Otto Engelhardt elektrifizierte als AEG-Ingenieur Sevilla und halb Andalusien, wurde als Großindustrieller und Konsul zum Pazifisten und zum glühenden Republikaner. Faschisten ermordeten ihn, doch die Erinnerung an Don Otto lebt weiter.

Sevilla - Die Straßenbahnen wurden noch von Maultieren gezogen, als der junge Ingenieur Otto Engelhardt 1894 aus Berlin kommend in Sevilla eintraf. Im Jahr zuvor hatte eine Abordnung der Sevillaner die AEG-Werke in Berlin besucht. Dort bestaunten sie die bereits 1881 eingeweihte erste elektrische Straßenbahn der Welt, bewunderten moderne Kraft- und Umspannwerke, Schaltzentralen, Stromzähler in der Hauptstadt des Kaisserreichs. Elektrizität, erst recht Strom in fast allen Häusern, Fabriken und Geschäften, das war damals High-Tech und AEG das Microsoft seiner Zeit, zumindest in Europa. Das wollten die Spanier auch und die Deutschen freuten sich über einen riesigen neuen Markt.
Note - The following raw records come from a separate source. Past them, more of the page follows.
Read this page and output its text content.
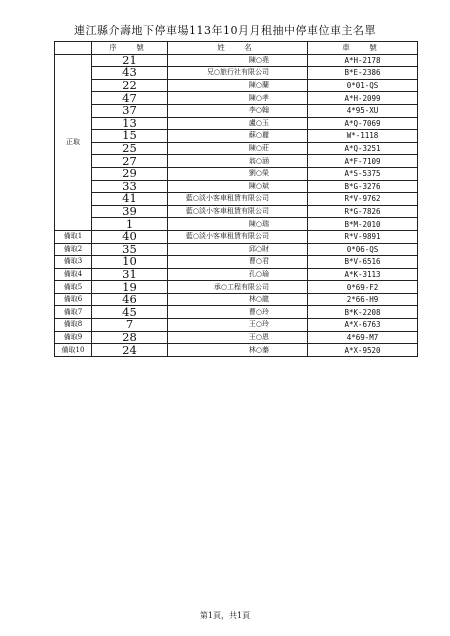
連江縣介壽地下停車場113年10月月租抽中停車位車主名單
	序　號	姓　名	車　號
正取	21	陳○堯	A*H-2178
	43	兄○旅行社有限公司	B*E-2386
	22	陳○蘭	0*01-QS
	47	陳○孝	A*H-2099
	37	李○翰	4*95-XU
	13	盧○玉	A*Q-7069
	15	蘇○麗	W*-1118
	25	陳○莊	A*Q-3251
	27	翁○涵	A*F-7109
	29	劉○榮	A*S-5375
	33	陳○斌	B*G-3276
	41	藍○淡小客車租賃有限公司	R*V-9762
	39	藍○淡小客車租賃有限公司	R*G-7826
	1	陳○瑞	B*M-2010
備取1	40	藍○淡小客車租賃有限公司	R*V-9891
備取2	35	邱○財	0*06-QS
備取3	10	曹○君	B*V-6516
備取4	31	孔○瑜	A*K-3113
備取5	19	承○工程有限公司	0*69-F2
備取6	46	林○龍	2*66-H9
備取7	45	曹○玲	B*K-2208
備取8	7	王○玲	A*X-6763
備取9	28	王○恩	4*69-M7
備取10	24	林○蓁	A*X-9520
第1頁，共1頁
Otto Engelhardt modernisiert Sevilla - „selbstfahrende“ Straßenbahn

Nun stand der 28-jährige Otto, Sohn eines Braunschweiger Spiegelfabrikanten und Hoflieferanten, in Sevilla, in einer Stadt, die schon Weltstadt war, noch bevor es Berlin überhaupt gab. Doch abends flimmerten hier jetzt nur ein paar armselige Gaslaternen die altehrwürdige Kathedrale und die Casa de Contratación an, wo seit Kolumbus die Reichtümer der Erde aufgeteilt wurden bis Spanien aus den Weltmeeren vertrieben wurde. Strom hatten in Sevilla nur die Reichen, schon im Barrio Santa Cruz direkt neben den Königlichen Palästen war es stockfinster und wo heute fröhlich das schräge Kultviertel Triana über den Fluss grüßt, sah man damals nur Schwarz. 1896 gab es in der ganzen Stadt gerade 486 Stromkunden, Behörden und Militär eingeschlossen. Mehr schafften weder das rudimentäre Leitungsnetz, noch gab es genug Kraftwerkskapazitäten.

Otto Engelhardt an einer Straßenbahn in Sevilla.
Otto Engelhardt (weißer Anzug) an einer seiner frisch elektrifizierten Straßenbahnen neben der Kathedrale von Sevilla, um 1900. © Ayuntamiento de San Juan de Aznalfarache

Sevilla hatte den Anschluss verloren, die Industrialisierung verschlafen, teils auch gezielt unterdrückt von den „Señoritos“, die aktiv den Fortschritt und Investitionen verhinderten, damit Lohn- und Feldarbeit billig und alles beim Alten bleiben konnte. Madrid und Barcelona, auch Teile von Galicien, Asturien und dem Baskenland brachen mit Fabriken ins 20. Jahrhundert auf, Sevilla zehrte vom vergilbten Glanz vergangener Zeiten.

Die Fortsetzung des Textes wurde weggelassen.